Self’s latest collaboration with Avant Arte in Coal Drops Yard, Seated (2022), is a bold evocation of Black female strength and power at the point of rest, solitude and solitariness, shows how the simple act of sitting can be such a poignant and personally loaded act. Sitting larger than life in a head-to-toe ensemble of yellow on one of Self’s fantastically steel-wielded chairs atop a pink plinth, Seated’s woman is a striking form to behold and be beheld by. Yet, the radicalism of this figure lies in her inaction, her rest, her ‘leisurely’ enjoyment in sitting, doing nothing, and, like the woman in Red Room, just being.
‘I wanted to show someone in leisure, especially a Black woman, because all this expectation of Black excellence and magic involves hard labour. In order to be excellent, you cannot find a relaxing state. We reiterate this to young people all the time: in order for you to be valued, it’s not enough to be decent or good; you have to be excellent, you’ve got to be magical. Then, and only then, people might respect you, but not as much as if you were white and a nobody. How depressing is that?
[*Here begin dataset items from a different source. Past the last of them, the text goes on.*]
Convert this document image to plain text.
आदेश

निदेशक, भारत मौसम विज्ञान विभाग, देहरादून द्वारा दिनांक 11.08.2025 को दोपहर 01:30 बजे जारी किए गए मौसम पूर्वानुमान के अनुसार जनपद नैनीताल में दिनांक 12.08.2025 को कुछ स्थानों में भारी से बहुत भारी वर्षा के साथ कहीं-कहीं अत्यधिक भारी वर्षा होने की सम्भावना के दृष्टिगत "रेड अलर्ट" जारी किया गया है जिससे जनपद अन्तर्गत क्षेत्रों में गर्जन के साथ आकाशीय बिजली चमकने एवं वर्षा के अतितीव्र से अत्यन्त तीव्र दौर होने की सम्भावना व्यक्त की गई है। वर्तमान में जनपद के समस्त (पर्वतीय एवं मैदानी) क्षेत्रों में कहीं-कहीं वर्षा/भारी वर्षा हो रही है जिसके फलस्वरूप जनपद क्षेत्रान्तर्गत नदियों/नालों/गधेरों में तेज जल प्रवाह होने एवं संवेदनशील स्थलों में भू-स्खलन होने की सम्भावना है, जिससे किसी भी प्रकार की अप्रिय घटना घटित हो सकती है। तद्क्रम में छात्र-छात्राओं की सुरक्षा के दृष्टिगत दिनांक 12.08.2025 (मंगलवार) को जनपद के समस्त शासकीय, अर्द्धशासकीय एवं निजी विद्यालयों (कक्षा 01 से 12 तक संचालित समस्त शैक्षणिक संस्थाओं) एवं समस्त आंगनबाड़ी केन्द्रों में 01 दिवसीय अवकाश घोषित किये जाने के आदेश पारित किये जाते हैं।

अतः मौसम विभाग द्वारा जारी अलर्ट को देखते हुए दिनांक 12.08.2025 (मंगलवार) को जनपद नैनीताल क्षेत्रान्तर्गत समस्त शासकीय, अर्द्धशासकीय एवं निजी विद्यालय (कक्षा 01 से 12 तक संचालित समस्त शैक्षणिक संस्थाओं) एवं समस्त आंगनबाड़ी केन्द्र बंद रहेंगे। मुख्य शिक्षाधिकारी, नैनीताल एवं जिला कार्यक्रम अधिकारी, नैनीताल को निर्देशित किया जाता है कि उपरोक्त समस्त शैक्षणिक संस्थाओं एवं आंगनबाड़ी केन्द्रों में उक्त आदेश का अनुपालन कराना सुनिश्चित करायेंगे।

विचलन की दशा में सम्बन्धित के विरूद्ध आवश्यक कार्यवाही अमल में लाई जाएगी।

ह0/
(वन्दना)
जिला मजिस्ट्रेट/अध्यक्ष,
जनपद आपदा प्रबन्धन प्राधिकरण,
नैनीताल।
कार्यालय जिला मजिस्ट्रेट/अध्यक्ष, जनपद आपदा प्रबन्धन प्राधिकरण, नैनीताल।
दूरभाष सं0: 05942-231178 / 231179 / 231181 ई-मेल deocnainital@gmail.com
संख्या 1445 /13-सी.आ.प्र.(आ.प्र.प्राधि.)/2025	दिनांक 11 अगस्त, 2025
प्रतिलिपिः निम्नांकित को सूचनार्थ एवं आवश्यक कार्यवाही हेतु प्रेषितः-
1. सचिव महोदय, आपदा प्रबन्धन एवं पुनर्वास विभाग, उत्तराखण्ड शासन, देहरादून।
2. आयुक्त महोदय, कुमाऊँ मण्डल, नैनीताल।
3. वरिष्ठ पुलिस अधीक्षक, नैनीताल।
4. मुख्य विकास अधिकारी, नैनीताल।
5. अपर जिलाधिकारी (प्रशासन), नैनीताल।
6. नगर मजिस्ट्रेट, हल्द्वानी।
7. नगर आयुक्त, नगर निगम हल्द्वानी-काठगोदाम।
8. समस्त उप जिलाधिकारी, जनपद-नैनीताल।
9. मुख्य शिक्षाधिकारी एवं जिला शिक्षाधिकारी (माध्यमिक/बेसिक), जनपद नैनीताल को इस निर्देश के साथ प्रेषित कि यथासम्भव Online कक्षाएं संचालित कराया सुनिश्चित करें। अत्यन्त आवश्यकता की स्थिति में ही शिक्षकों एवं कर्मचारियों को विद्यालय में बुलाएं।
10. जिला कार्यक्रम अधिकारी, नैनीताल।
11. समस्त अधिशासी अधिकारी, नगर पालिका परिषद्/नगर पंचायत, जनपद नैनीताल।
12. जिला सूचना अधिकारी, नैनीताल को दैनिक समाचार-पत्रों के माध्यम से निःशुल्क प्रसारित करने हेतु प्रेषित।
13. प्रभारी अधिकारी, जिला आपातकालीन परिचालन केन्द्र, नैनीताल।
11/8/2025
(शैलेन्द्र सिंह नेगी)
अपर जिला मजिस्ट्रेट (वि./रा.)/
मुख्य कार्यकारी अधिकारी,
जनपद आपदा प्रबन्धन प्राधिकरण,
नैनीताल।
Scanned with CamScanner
Why should we participate in such a system?’ Sitting at your own leisure in a public place, not working, labouring, even engaging with anyone but yourself; being entirely at home with yourself, is a radical act of self-assertion before a world that either wants to tap Black female selfhood for its own gains or deny its existence entirely. Rendering this woman beautifully, triumphantly, visible, Self hopes other Black women will see themselves and literally take the time simply to sit.
Seated together, discussing radical acts of self-care by being, well, carefree, careless, and caring only about one’s present rest, we consider the places we call home, the spaces where we like to relax (‘with my partner in Hudson watching TV,’ answers Self), where it feels good to sit and think and chill. A city artist though a lover of nature; an advocate of the home body, of the slow but good life, Self sits comfortably and securely surrounded by her colourful subjects. A force-field of silent watchful beings, a crew seated and assembled, ready to do nothing more than just be.